Larvae was released in late February on the Handmade Birds label and is available on CD from the label’s web store. Previous Sutekh Hexen sounds can be streamed here:

http://soundcloud.com/sutekhhexen

And finally, based on this report, it appears that the band is already at work on an LP/CD called Behind the Throne for Magic Bullet Records and should be available shortly.

  5 Responses to “SUTEKH HEXEN: “LARVAE””

  1. Hmmm. I won’t be buying this album, I think, but it is interesting.

    It seems, surprisingly, like it might be good for driving across open plains on a winter day though. I mean, it would match the mood well.

    Until one of the freaky voices popped up out of nowhere and you rolled the car….

    • Your thought about driving and rolling really fits “Let There Be Light”, which is the song I really wanted to stream, except it hasn’t been premiered yet and I didn’t want to take liberties without permission. The long initial section does have a lonely, wintry feel to it. But there would definitely be a risk of rolling or crossing the lane into an oncoming livestock hauler at about the 10-minute mark.

    • ‘I won’t be buying this album’ and then making comments on it like you would be buying the album came across as being nothing more than an douche..in the highest order actually. Fuck off.

      Larvae is reaching across the boundaries of what is considered ‘true’ BM…and to be honest.. the genre really could use that with the sudden influx of atmospheric/hipster black metal bands (some of which are very good) make it that much harder to find te 1% of what is actually worth time to invest in listening to. Being a intermediate noise fan made this much easier to digest (moreso with the earlier albums/tapes).

      Amazing stuff.

      • I think you missed my intention. This music is interesting and I appreciate it and can see its beauty,.but it doesn’t appeal to my aesthetic tastes right now. Obviously, I wouldn’t listen to it much, so I wouldn’t want to buy it. But I can still appreciate and discuss it, right?

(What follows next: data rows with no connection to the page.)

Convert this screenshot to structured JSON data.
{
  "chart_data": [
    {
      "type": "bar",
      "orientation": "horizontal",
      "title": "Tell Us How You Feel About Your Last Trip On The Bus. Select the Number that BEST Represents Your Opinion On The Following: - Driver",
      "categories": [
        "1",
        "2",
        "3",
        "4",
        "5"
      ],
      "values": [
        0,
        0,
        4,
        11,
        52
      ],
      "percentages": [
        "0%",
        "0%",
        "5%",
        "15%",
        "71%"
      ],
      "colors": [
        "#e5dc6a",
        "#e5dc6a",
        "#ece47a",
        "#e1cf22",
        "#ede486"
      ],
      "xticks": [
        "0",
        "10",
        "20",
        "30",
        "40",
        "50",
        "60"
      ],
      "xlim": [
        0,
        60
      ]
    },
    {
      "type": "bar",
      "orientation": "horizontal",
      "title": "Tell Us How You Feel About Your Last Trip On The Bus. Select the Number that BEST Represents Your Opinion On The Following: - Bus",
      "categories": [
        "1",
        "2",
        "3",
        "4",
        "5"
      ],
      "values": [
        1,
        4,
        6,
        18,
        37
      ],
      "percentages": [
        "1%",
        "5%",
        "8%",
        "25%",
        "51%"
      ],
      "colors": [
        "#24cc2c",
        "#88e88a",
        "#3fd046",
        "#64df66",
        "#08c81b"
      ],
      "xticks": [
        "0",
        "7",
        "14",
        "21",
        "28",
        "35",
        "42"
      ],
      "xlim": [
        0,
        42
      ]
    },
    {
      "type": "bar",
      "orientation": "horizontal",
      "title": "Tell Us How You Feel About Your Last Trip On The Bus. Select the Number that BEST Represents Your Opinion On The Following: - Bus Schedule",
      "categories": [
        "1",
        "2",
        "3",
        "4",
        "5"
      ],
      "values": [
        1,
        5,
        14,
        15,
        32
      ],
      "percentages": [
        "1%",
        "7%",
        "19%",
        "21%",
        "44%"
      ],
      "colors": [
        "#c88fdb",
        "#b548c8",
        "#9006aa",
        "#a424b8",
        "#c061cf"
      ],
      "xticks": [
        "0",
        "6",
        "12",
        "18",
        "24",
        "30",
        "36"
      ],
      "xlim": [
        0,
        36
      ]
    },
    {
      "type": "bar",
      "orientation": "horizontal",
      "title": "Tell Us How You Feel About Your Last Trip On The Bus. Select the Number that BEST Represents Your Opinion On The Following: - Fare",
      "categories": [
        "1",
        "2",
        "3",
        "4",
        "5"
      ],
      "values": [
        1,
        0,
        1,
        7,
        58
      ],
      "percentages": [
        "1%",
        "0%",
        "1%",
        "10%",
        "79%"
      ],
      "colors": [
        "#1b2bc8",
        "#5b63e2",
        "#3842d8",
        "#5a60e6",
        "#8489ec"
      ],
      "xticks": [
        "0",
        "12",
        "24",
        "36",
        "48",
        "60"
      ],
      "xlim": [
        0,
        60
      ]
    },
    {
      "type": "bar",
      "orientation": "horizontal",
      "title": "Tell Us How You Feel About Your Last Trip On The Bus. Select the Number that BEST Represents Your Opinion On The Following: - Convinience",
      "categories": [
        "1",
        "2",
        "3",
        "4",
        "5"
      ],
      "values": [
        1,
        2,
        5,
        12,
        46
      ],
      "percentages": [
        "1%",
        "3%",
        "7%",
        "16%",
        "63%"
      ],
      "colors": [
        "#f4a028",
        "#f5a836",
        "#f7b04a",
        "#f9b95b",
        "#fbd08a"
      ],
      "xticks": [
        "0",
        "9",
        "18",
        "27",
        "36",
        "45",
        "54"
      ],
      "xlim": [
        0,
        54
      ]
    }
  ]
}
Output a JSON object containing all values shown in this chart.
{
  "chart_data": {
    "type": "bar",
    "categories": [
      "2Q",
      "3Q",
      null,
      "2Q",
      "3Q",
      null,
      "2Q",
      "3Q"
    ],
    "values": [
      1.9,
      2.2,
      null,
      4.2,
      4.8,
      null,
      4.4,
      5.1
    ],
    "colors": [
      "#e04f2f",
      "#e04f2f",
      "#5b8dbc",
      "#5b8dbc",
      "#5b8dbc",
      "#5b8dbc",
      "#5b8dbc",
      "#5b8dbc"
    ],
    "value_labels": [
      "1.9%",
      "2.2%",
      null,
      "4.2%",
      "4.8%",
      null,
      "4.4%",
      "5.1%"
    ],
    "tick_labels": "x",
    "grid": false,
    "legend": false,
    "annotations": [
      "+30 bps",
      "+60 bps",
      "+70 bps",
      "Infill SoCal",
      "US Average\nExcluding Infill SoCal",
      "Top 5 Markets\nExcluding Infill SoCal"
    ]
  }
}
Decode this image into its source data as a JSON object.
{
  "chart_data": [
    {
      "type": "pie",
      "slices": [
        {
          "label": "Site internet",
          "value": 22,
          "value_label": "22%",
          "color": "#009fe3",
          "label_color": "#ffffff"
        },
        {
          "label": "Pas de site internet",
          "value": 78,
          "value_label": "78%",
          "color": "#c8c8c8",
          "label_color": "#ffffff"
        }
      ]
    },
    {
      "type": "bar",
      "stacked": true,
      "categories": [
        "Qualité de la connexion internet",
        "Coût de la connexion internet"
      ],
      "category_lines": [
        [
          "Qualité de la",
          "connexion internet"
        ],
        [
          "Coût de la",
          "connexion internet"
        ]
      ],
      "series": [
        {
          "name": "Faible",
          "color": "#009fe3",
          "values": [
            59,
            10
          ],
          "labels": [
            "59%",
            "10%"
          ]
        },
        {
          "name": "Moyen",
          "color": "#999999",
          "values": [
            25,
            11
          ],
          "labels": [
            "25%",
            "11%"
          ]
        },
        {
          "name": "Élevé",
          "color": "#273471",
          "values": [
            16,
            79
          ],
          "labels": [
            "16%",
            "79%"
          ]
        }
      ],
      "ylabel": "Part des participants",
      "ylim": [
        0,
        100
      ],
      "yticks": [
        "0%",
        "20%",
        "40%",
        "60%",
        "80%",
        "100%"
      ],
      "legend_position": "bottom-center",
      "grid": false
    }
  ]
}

  2. If you choose to support this puppet show of Sutekh that was once a great idea that’s fine.But let it be told that Kevin didn’t write the music,nor the lyrics, nor was he part of any of the true rituals that were behind the idea of SH. Kevin is nothing but an actor , a cowardly snake that is good with photoshop. Trying very hard to be some type of low level rock star playing songs that someone else wrote for him. Sutekh was an amazing thing at one point,but it’s ruined now. Andy Way’s parents are fantastically rich and have recorded music in the chruch that his parents run, tell me again, how is that black metal? Believe it or don’t, I don’t care.